The begging emails poured in: Can I have a Gmail invite if I walk your dog, pick up your laundry, do deeply illegal things to you on the welcome mat?
Today, you can't give the damn things away - there are over a hundred useless invites piled up in my inbox, but no one wants them.
Was Google's product launch for Gmail too successful, or not successful enough?
Neither. Gmail got it right when it came to creating the initial buzz. Without that frantic demand for invites, it wouldn't have had a hope of taking on Yahoo! Mail and Hotmail.
Launching email services in an age of Hotmail, AOL and Yahoo! Mail is a bit like trying to launch a great new cold drink in markets ruled by Coke and Pepsi.
What was significant about Gmail wasn't that it was a decent email service, nor even that it was a successful product launch.
For a growing segment of Net users, Gmail alerted us to the fact that Google Labs was now a regular stop on the browsing trail.
Google Labs is a vast, open laboratory of projects that Google's employees are working on and that the public is free to testdrive. It's not a new concept: this is just beta testing taken to a mass audience.
But in the year since Gmail was launched, Google Labs has successfully tested and released Google Earth, Google Scholar, Google Maps, Google Desktops and several other neat little web concepts.
The Labs have become the place to go to if you're wondering what Google's future plans for world domination are.
Google isn't alone in its attempt to conquer the hearts, minds and browsers of the globe; MSN and Yahoo! have been jostling the erstwhile search engine company for a while now.

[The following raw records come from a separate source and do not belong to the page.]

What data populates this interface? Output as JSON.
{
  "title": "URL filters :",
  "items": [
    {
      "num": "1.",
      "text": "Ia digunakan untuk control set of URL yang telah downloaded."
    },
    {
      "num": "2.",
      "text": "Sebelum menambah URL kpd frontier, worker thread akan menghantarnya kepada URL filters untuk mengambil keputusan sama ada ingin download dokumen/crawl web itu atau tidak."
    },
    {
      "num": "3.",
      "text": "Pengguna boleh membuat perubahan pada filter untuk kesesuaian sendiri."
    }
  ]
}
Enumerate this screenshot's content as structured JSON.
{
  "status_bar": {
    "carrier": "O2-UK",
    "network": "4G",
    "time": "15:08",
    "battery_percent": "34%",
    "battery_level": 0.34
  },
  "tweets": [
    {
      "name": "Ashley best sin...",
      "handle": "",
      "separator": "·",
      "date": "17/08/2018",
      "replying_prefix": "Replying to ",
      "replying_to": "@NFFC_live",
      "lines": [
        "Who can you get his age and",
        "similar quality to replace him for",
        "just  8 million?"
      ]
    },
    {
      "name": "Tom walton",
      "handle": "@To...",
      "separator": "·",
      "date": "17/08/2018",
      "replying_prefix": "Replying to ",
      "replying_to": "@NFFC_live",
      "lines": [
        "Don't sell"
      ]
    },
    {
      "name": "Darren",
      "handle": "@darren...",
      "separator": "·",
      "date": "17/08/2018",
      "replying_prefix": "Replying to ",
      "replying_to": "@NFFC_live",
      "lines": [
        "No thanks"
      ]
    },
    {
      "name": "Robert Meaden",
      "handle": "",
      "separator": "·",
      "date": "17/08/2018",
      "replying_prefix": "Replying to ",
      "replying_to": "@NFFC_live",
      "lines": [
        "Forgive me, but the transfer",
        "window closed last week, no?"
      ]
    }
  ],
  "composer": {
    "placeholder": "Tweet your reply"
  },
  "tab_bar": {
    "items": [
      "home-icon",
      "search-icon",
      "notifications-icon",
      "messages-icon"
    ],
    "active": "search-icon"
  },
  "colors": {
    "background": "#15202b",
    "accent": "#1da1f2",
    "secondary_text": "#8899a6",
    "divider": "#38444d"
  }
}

This year, MSN launched its Sandbox, a version of Google Labs; Yahoo! now has Yahoo! Next. It would be naïve to believe that these three companies will give away all their secrets.
But there's enough up there to give you a sense of where the Big Three are headed.
Google Print is still controversial; the attempt to create a worldwide searchable library has been imitated by Yahoo!, but copyright challenges are inevitable.
Google is looking at blogs seriously; its Blog Search is one of the better dedicated blog engines around, and its new Reader, which allows you to read multiple blog "feeds" on one page, could be a killer app.
Google Video is still clunky, but the idea that you should be able to search TV and video clips with as much ease as audio databases is bound to be copied.
MSN Filter tries cleverly to combine a whole host of search functions, by using bloggers as human filters for the web - it's erratic, but a nice concept.
NetScan aims to do for Usenet groups what a good blog search engine does for blogs, and Start is an attempt to do what all three companies are doing - build the ultimate interactive, personalised home page.
Yahoo! has five different ways to search the web, from the quirky 'Mindset' to the cluster-search engine Web 2.0, on the anvil - like the other two, Yahoo! knows that search engines must mutate in order to keep up with evolving needs.
But about the most exciting thing it has up on Next is Yahoo! Podcasts search.
Is this beginning to sound familiar? Well, Google and MSN both have huge maps and globe searching facilities now; all three of them are improving audio search and moving towards newer ways of searching the web; and none of them can afford to ignore blogs, video or podcasts any more.
I don't know whether it'll be a Yahoo!, MSN or Google world, but from the user's point of view, it's going to be a lot easier to browse.